Economics for skeptical social scientists

I recently gave a talk at the “Training school on Virtual Work,” which was held at the University of Malta. The participants were mostly graduate students and junior faculty at European universities studying some aspect of virtual work e.g., Wikipedia editors, gold farmers, Current TV contributors, MTurk workers etc. Most were coming from very different methodological background than my own and the people I usually work with—sociology, anthropology, media studies, gender studies etc. I think it is fair to say that most participants have a fairly dim view of economics.

One of the organizers felt that few participants would have encountered the economic perspective on online work. I was asked to present a kind of non straw man version of economics and present the basic tools for how economists think about labor markets.
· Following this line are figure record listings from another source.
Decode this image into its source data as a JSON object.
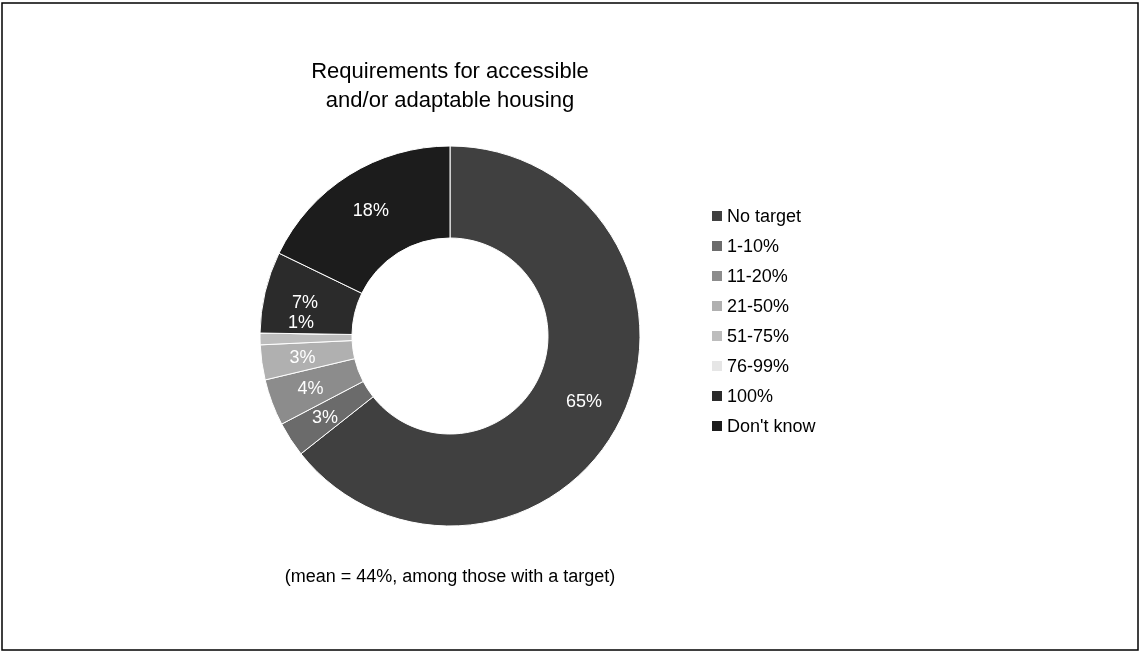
{
  "chart_data": {
    "type": "donut",
    "title": "Requirements for accessible\nand/or adaptable housing",
    "categories": [
      "No target",
      "1-10%",
      "11-20%",
      "21-50%",
      "51-75%",
      "76-99%",
      "100%",
      "Don't know"
    ],
    "values": [
      65,
      3,
      4,
      3,
      1,
      0,
      7,
      18
    ],
    "colors": [
      "#404040",
      "#6b6b6b",
      "#8c8c8c",
      "#b0b0b0",
      "#bdbdbd",
      "#e6e6e6",
      "#2b2b2b",
      "#1c1c1c"
    ],
    "value_labels": [
      "65%",
      "3%",
      "4%",
      "3%",
      "1%",
      null,
      "7%",
      "18%"
    ],
    "legend": "right",
    "annotations": [
      "(mean = 44%, among those with a target)"
    ]
  }
}
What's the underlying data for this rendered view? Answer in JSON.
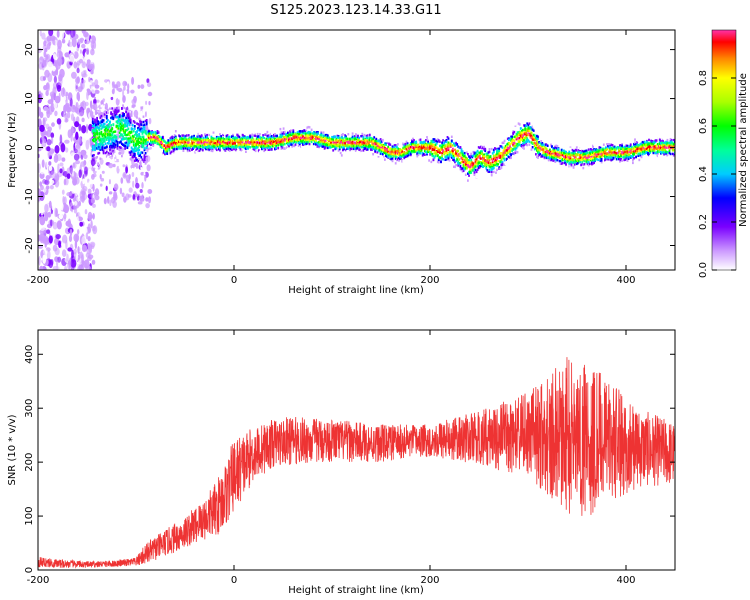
{
  "title": "S125.2023.123.14.33.G11",
  "chart_data": [
    {
      "type": "heatmap",
      "xlabel": "Height of straight line (km)",
      "ylabel": "Frequency (Hz)",
      "xlim": [
        -200,
        450
      ],
      "ylim": [
        -25,
        24
      ],
      "xticks": [
        -200,
        0,
        200,
        400
      ],
      "yticks": [
        -20,
        -10,
        0,
        10,
        20
      ],
      "colorbar": {
        "label": "Normalized spectral amplitude",
        "range": [
          0.0,
          1.0
        ],
        "ticks": [
          0.0,
          0.2,
          0.4,
          0.6,
          0.8
        ]
      },
      "ridge": {
        "x": [
          -145,
          -130,
          -115,
          -100,
          -90,
          -80,
          -70,
          -60,
          -50,
          -40,
          -30,
          -20,
          -10,
          0,
          20,
          40,
          60,
          80,
          100,
          120,
          140,
          150,
          160,
          170,
          180,
          190,
          200,
          210,
          220,
          230,
          240,
          250,
          260,
          270,
          280,
          290,
          300,
          310,
          320,
          340,
          360,
          380,
          400,
          420,
          440,
          450
        ],
        "y": [
          2,
          3,
          4,
          1,
          2,
          2,
          0,
          1,
          1,
          1,
          1,
          1,
          1,
          1,
          1,
          1,
          2,
          2,
          1,
          1,
          1,
          0,
          -1,
          -1,
          0,
          0,
          0,
          -1,
          0,
          -2,
          -4,
          -2,
          -3,
          -2,
          0,
          2,
          3,
          0,
          -1,
          -2,
          -2,
          -1,
          -1,
          0,
          0,
          0
        ]
      },
      "noise_region_x": [
        -200,
        -142
      ]
    },
    {
      "type": "line",
      "xlabel": "Height of straight line (km)",
      "ylabel": "SNR (10 * v/v)",
      "xlim": [
        -200,
        450
      ],
      "ylim": [
        0,
        445
      ],
      "xticks": [
        -200,
        0,
        200,
        400
      ],
      "yticks": [
        0,
        100,
        200,
        300,
        400
      ],
      "color": "#ee3333",
      "envelope": {
        "x": [
          -200,
          -180,
          -150,
          -120,
          -100,
          -90,
          -70,
          -50,
          -30,
          -20,
          -10,
          0,
          20,
          40,
          60,
          100,
          150,
          200,
          250,
          300,
          320,
          340,
          360,
          380,
          400,
          420,
          450
        ],
        "mean": [
          15,
          12,
          10,
          12,
          15,
          30,
          50,
          70,
          95,
          110,
          135,
          175,
          215,
          235,
          240,
          240,
          235,
          240,
          245,
          250,
          250,
          250,
          245,
          240,
          230,
          225,
          215
        ],
        "amp": [
          10,
          8,
          6,
          6,
          8,
          20,
          25,
          30,
          40,
          50,
          60,
          70,
          50,
          45,
          45,
          40,
          35,
          30,
          50,
          80,
          110,
          150,
          150,
          120,
          90,
          70,
          60
        ]
      }
    }
  ]
}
Below is the result—a kind of apologia for economics, combined with a smattering of basic labor economics. I’m not the best judge obviously, but I think it was reasonably well received.

Economics and Online Work (a slightly misleading title though – see description) from John Horton

PS – I should write more about the school later, but one of the main take-aways for me was how (a) pervasive the acceptance of the labor theory of value was among participants and (b) how this leads to very different conclusions about almost everything that matters with respect to online work. It would be interesting to try to analyze a couple of different online work phenomena using the LTV and the marginalist approach to value.